« Le Chant de la Terre » de Gustav Mahler dans une version inédite, enregistrée en public au Théâtre des Champs Elysées le 21 avril 1964. L’Orchestre National de France était dirigé par Paul Kletzki, avec le ténor Ernst Haefliger et la mezzo-soprano Nan Merriman …
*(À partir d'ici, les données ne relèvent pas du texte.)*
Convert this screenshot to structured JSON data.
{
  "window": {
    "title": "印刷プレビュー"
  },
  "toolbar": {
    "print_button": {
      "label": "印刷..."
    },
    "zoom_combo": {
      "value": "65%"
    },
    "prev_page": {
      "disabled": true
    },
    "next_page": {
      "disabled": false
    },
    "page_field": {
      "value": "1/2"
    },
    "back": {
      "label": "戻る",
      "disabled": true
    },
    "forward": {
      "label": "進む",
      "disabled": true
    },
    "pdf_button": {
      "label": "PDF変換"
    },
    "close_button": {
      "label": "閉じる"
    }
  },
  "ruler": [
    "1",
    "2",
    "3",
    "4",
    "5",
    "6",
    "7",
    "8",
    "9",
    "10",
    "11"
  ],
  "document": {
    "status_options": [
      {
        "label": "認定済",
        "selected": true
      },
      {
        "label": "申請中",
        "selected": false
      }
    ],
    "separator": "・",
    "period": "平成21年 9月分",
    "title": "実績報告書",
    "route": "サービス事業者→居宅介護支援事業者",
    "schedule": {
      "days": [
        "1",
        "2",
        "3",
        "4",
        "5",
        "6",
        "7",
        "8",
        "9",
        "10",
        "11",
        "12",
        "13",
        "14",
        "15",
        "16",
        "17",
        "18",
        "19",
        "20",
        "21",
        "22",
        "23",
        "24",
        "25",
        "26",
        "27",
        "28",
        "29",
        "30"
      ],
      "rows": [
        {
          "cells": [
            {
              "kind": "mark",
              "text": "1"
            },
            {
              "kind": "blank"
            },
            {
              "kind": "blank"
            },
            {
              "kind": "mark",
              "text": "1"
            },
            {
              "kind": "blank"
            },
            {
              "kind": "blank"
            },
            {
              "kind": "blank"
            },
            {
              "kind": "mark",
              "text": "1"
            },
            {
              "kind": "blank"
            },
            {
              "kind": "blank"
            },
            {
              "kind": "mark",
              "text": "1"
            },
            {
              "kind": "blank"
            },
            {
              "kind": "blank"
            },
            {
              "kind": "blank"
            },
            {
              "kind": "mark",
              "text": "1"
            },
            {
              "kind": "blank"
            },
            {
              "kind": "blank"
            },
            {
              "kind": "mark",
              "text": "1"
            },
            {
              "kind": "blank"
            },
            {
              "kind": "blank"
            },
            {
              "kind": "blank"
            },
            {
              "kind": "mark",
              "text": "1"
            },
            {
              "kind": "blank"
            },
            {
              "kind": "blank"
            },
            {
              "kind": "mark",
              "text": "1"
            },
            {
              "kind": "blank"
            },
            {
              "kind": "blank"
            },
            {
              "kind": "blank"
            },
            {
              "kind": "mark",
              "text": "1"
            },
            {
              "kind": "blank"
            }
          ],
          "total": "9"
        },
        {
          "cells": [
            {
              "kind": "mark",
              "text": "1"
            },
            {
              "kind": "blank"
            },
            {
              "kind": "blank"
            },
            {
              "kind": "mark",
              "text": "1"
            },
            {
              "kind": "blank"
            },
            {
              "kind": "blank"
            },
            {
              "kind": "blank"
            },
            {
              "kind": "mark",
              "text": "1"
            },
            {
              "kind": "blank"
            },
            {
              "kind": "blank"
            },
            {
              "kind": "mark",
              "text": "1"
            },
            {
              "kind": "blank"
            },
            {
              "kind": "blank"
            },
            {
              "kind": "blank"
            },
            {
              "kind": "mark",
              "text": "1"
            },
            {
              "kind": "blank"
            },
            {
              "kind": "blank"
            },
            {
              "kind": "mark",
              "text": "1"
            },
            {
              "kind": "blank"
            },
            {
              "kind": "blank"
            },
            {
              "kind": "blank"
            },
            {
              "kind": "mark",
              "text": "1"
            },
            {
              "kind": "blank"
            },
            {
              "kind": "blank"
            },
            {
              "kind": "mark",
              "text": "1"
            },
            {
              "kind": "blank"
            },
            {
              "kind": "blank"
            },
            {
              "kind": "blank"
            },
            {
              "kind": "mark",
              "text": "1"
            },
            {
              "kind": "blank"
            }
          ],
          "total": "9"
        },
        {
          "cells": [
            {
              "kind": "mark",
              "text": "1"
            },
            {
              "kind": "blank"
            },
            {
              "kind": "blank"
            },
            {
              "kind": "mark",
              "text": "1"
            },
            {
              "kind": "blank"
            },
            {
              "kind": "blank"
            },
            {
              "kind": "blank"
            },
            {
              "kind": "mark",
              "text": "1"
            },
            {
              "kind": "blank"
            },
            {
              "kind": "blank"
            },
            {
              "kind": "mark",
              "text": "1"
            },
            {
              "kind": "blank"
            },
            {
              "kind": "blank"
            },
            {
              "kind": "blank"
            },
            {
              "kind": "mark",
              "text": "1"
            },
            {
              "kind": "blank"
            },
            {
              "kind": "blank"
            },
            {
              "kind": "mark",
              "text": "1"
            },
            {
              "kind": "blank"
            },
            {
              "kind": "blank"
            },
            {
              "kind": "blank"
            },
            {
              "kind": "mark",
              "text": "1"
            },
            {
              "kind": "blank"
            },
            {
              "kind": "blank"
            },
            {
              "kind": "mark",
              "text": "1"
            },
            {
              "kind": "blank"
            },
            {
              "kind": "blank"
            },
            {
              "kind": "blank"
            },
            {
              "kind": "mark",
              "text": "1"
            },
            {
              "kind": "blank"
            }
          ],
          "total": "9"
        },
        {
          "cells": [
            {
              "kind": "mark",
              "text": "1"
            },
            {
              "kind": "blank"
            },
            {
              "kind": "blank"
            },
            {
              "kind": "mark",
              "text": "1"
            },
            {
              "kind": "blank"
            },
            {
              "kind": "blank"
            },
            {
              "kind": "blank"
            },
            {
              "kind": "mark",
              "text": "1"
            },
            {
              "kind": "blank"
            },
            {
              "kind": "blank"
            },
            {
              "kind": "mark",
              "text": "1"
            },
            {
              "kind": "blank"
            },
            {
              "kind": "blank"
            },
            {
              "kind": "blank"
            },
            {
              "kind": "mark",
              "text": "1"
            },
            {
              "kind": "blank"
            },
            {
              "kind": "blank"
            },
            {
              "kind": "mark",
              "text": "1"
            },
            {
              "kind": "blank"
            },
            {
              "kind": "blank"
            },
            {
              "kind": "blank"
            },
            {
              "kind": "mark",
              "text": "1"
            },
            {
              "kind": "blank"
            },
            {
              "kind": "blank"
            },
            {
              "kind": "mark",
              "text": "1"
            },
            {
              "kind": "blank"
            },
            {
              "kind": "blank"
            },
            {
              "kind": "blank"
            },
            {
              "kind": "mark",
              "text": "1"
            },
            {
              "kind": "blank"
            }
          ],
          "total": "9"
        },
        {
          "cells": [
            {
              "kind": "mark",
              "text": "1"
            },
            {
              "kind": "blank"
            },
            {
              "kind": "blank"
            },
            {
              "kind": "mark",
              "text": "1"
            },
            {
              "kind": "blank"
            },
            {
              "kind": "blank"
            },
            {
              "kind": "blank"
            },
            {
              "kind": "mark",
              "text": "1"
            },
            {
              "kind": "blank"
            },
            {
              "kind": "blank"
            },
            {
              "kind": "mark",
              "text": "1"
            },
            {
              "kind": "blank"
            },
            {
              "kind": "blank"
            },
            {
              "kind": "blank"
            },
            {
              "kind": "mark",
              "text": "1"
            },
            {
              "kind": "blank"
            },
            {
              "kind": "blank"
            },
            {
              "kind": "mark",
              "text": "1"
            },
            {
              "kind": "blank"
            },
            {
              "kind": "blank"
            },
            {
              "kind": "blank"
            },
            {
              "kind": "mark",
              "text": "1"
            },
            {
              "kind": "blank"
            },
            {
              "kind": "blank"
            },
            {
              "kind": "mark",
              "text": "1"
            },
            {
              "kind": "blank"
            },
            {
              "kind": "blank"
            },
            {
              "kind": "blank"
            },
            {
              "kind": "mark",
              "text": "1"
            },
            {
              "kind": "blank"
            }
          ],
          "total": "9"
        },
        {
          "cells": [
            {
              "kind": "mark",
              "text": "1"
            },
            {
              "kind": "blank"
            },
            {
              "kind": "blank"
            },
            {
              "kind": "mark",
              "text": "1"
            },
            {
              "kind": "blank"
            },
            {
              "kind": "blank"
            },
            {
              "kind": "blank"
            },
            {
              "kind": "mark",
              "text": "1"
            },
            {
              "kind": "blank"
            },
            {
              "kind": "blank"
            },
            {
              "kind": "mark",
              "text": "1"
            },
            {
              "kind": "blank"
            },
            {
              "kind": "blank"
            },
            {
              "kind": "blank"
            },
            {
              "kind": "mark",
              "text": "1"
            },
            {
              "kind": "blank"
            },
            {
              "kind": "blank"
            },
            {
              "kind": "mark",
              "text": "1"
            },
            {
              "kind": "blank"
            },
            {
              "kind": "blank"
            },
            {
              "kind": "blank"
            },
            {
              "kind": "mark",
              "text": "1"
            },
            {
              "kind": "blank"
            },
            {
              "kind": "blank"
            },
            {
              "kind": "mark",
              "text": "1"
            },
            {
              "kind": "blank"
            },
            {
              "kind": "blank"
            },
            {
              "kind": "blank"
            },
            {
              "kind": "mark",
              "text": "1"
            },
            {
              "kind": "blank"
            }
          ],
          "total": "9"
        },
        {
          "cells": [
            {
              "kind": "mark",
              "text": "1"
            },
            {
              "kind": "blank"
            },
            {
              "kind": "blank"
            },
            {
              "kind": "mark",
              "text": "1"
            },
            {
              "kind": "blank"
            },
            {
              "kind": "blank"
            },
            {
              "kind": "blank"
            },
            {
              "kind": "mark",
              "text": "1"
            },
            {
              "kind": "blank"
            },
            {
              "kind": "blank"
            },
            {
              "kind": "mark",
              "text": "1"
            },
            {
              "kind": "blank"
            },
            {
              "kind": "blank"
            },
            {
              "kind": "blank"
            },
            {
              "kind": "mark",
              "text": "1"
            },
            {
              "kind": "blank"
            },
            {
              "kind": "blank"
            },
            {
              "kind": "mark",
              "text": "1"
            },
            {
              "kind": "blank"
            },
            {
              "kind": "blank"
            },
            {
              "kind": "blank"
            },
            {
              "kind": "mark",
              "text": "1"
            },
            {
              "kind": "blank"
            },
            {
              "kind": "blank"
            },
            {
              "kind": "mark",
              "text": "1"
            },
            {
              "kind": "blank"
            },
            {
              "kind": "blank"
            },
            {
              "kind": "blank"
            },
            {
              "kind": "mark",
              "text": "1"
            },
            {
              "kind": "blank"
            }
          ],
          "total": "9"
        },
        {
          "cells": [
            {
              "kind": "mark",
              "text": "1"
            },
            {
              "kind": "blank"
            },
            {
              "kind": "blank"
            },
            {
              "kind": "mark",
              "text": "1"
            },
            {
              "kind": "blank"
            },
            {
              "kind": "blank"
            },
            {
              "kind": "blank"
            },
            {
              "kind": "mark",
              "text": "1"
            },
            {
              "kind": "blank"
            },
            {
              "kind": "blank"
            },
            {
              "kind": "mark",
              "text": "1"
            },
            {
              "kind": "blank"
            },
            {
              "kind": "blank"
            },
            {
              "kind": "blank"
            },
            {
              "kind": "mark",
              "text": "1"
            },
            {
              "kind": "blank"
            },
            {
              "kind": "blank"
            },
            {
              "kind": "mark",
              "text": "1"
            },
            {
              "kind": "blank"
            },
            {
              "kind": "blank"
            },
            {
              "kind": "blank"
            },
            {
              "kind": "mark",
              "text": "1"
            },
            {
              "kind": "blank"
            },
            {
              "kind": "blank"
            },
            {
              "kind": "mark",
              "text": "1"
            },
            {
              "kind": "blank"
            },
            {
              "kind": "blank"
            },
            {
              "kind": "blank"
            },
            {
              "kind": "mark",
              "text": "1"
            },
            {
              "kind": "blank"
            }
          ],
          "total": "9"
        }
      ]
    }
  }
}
Pendant deux années entières, Mahler conservera dans ses tiroirs la partition inachevée du Lied von der Erde. Sans doute cette œuvre le touche-t-il trop profondément pour qu’il se résolve à la faire exécuter. Mahler mourra en 1911 sans avoir encore fixé la date de la première audition du Chant de la Terre. C’est Bruno Walter qui allait la diriger à sa place à Munich, le 20 novembre 1911, six mois après la mort du compositeur, au cours d’un concert dédié à sa mémoire. Peu d’ouvrages posthumes devaient jamais connaître un triomphe semblable dans les années qui suivirent. Das Lied von der Erde a plus fait pour la gloire de Mahler que le reste de son œuvre.
Depuis le sommet de lumière où l’a conduit son ascèse lucide, le musicien contemple la totalité du paysage visible et invisible. Il l’assume, il l’incarne et nous le restitue.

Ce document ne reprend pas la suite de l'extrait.